Ayrıca şunu okuyun: Doğum anestezisi: Sezaryen sırasında spinal anestezi Diş hekiminde anestezi veya ağrısız diş tedavisi DIŞ ANESTEZİ - gerçekler ve efsaneler. Yan etkilerHasta kontrollü analjezi
Hasta kontrollü analjezi, hasta tarafından kullanılan kronik ağrı kesicinin, intravenöz bir temas ve özel bir kontrol sistemine bağlı büyük bir şırıngada yer alması anlamına gelir. Tek doz analjezik ilaç doktor tarafından belirlenir, ancak hasta - uygun düğmeye basarak - ne zaman uygulanacağına karar verir. Hasta kontrollü analjezi, esas olarak bir hastane ortamında kullanılır ve öncelikle mümkün olan en iyi ağrının giderilmesini sağlamayı amaçlamaktadır. Bu analjezi yönteminin birkaç önemli avantajı vardır; bunların arasında, hastadaki ağrının ortaya çıkması ile ilaçların verilmesi arasındaki sürenin kısaltıldığını belirtmek gerekir - tıbbi personel tarafından uygulanmasını beklemek zorunda değildir. Hasta kontrollü analjezinin bir başka yararı, hastanın her zaman aynı reçete edilen analjezik dozu alması ve kontrol sistemlerinin hastanın izin verilen analjezik dozlarını aşmamasını kontrol etmesidir.
Ağrı kesicilerden, yani ağrı kesicilerden daha önce burada birkaç kez bahsedilmiştir - ancak henüz özel bir preparatın adı belirtilmemiştir. Bununla birlikte, analjezide kullanılan ilaçlara kesinlikle daha yakından bakmaya değer, çünkü - ilginç bir şekilde - tıpkı bazılarının yaygın olarak bilindiği gibi, diğer ajanların tipik olarak ağrıyı gidermek için kullanılabileceğinden şüphelenilmez.

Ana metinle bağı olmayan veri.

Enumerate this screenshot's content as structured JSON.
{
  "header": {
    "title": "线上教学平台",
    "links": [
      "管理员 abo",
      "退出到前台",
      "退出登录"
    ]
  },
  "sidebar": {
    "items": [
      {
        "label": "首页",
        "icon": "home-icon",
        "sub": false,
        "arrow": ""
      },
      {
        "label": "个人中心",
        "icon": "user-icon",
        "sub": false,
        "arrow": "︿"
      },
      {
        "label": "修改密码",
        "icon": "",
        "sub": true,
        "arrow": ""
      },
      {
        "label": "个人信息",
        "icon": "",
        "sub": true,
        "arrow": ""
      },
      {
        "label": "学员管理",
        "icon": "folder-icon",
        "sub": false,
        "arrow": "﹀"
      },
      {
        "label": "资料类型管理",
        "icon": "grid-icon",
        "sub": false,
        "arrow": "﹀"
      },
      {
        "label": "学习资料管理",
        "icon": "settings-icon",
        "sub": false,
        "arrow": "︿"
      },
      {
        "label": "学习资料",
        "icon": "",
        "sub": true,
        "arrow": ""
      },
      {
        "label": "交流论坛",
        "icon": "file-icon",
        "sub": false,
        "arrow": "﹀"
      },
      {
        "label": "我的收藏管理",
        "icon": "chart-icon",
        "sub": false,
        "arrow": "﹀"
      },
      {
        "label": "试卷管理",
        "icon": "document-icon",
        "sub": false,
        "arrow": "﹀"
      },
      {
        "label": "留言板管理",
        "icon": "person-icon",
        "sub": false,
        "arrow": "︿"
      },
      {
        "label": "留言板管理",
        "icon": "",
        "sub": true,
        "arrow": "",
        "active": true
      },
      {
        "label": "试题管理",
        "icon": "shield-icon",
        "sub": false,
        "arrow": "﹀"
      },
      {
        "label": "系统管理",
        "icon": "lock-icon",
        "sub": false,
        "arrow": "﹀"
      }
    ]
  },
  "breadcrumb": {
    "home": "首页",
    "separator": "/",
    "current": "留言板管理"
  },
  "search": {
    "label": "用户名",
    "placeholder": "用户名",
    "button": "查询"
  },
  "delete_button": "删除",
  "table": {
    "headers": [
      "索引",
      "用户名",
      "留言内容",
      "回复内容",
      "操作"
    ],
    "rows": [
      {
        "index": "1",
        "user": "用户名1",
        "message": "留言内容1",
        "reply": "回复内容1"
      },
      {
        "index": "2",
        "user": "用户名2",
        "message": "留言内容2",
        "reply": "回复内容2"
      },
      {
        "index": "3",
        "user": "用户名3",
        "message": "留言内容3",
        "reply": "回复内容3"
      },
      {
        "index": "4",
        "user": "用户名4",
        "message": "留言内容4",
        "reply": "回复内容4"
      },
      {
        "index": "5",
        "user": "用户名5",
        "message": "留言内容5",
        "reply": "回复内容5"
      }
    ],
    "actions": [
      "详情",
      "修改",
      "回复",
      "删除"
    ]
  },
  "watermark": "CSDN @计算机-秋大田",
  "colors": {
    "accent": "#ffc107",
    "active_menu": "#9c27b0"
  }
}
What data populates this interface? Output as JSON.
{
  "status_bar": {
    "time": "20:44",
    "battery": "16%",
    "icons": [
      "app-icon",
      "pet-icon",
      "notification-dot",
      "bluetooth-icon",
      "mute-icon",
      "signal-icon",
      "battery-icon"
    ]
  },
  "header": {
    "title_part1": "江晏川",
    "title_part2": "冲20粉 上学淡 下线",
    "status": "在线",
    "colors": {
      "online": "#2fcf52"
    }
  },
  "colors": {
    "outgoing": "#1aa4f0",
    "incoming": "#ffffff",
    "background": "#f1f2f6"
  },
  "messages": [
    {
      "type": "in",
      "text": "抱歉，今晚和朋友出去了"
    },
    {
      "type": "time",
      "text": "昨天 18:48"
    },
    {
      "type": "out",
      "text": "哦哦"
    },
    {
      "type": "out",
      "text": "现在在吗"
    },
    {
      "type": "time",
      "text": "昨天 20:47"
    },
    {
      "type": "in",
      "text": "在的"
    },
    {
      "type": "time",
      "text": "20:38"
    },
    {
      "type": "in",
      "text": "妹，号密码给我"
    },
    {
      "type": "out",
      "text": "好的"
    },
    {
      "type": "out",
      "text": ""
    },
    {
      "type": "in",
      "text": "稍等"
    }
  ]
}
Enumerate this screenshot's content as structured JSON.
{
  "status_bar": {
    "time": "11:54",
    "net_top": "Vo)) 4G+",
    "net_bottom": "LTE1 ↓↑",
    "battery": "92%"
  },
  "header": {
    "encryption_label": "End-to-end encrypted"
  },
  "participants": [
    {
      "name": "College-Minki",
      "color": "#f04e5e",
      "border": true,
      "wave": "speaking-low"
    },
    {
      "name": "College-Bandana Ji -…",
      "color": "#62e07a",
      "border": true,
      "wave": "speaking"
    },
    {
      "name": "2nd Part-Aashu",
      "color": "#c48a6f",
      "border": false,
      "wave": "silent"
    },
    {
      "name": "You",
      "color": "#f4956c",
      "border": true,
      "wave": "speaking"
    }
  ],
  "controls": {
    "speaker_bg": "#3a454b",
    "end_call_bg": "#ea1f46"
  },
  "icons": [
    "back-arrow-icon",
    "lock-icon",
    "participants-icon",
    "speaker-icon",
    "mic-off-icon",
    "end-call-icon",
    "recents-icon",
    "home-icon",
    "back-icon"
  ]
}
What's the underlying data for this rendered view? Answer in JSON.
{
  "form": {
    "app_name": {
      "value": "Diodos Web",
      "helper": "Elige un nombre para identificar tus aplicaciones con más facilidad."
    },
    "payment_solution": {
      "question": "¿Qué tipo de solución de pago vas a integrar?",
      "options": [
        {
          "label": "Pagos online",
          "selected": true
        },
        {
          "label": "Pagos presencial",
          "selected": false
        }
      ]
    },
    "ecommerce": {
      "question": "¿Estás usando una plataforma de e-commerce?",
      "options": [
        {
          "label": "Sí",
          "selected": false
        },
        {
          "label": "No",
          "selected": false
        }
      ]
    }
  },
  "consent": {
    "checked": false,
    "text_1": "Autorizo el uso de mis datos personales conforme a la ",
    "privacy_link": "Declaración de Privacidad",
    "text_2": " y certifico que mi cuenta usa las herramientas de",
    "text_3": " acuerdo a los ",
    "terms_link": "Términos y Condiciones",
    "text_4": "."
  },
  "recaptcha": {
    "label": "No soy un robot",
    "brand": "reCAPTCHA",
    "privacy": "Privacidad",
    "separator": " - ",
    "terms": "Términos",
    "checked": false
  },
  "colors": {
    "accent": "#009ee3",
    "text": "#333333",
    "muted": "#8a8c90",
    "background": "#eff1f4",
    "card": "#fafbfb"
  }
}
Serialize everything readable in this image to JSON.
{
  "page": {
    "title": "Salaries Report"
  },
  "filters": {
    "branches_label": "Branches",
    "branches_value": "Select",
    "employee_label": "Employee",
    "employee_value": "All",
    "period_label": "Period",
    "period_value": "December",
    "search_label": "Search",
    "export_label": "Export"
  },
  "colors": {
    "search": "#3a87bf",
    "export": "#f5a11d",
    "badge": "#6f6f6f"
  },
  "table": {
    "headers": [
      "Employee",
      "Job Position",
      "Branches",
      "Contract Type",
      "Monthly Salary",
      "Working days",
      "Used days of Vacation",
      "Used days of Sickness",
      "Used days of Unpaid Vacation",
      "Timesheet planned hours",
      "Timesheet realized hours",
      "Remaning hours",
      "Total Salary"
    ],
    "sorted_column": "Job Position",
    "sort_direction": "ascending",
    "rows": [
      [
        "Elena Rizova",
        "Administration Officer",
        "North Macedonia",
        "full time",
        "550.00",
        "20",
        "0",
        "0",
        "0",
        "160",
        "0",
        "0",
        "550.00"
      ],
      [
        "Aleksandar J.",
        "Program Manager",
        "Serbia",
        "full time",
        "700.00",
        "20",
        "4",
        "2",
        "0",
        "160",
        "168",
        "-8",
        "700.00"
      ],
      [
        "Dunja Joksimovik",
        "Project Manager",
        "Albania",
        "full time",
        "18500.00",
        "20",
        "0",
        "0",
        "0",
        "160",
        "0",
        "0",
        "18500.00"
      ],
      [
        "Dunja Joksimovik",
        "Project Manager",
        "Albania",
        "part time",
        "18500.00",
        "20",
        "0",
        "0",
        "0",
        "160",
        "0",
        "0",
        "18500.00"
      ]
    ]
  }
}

Analjezi: analjezik etkiye sahip temel ilaçlar
Üç temel analjezik grubu vardır - bu bölüm sözde dayanmaktadır analjezik merdiven. Dünya Sağlık Örgütü (WHO) tarafından tasarlandı ve hastalar için ağrı yönetiminin nasıl çalışması gerektiğini birleştiriyor.
Merdivenin ilk adımı, tedavinin başlaması gereken yerdir - bunlar parasetamol ve steroidal olmayan antiinflamatuar ilaçlardır (NSAID'ler).
Analjezik merdivenin sonraki ikinci katı, opioidlere ait ilaçlar olan (örneğin kodein ve tramadol gibi) daha güçlü analjezikler tarafından işgal edilmiştir.
Analjezik merdivenin üçüncü ve en üst katında, oksikodon, fentanil veya en iyi bilinen opioidlerden biri olan morfin gibi daha güçlü opioid ağrı kesiciler vardır.
Analjezik etkiye sahip ilaç, yaygın olarak bilinen aspirinin yanı sıra ibuprofen veya ketoprofendir. Bununla birlikte, analjezik etkiye sahip daha birçok preparat vardır.
Analjezi: diğer analjezikler
Analjezide, analjezikler dışındaki ilaç sınıflarına ait çok çeşitli preparatlar kullanılır. Örnek olarak, burada örneğin mianserin, sitalopram veya amitriptilin gibi çeşitli antidepresanlardan bahsedilebilir, bu da ör. nöropatik ağrı. Anti-epileptik ilaçlar (örn. Gabapentin veya karbamazepin), spazmolitikler (baklofen gibi) veya hatta osteoporoz tedavisinde kullanılan ilaçlar (burada ciddi kemik ağrısı yaşayan hastalarda kullanılan bifosfonatlardan bahsediyoruz) da ağrıyla mücadele etmek için kullanılır.
Analjezi: farmakolojik olmayan ağrı kesici yöntemler
Hastalarda ağrıyı gidermek için sadece farmakolojik yöntemler kullanılmaz. Örnekler arasında nöroliz tedavileri (ağrı uyaranlarını uygulayan kasıtlı olarak zarar veren sinirler), periferik sinirlerin perkütan uyarılması ve ayrıca çeşitli fizyoterapötik etkileşimler (örneğin, masajlar ve termoterapi ağrıyla mücadele eden hastalara yardımcı olabilir) yer alır.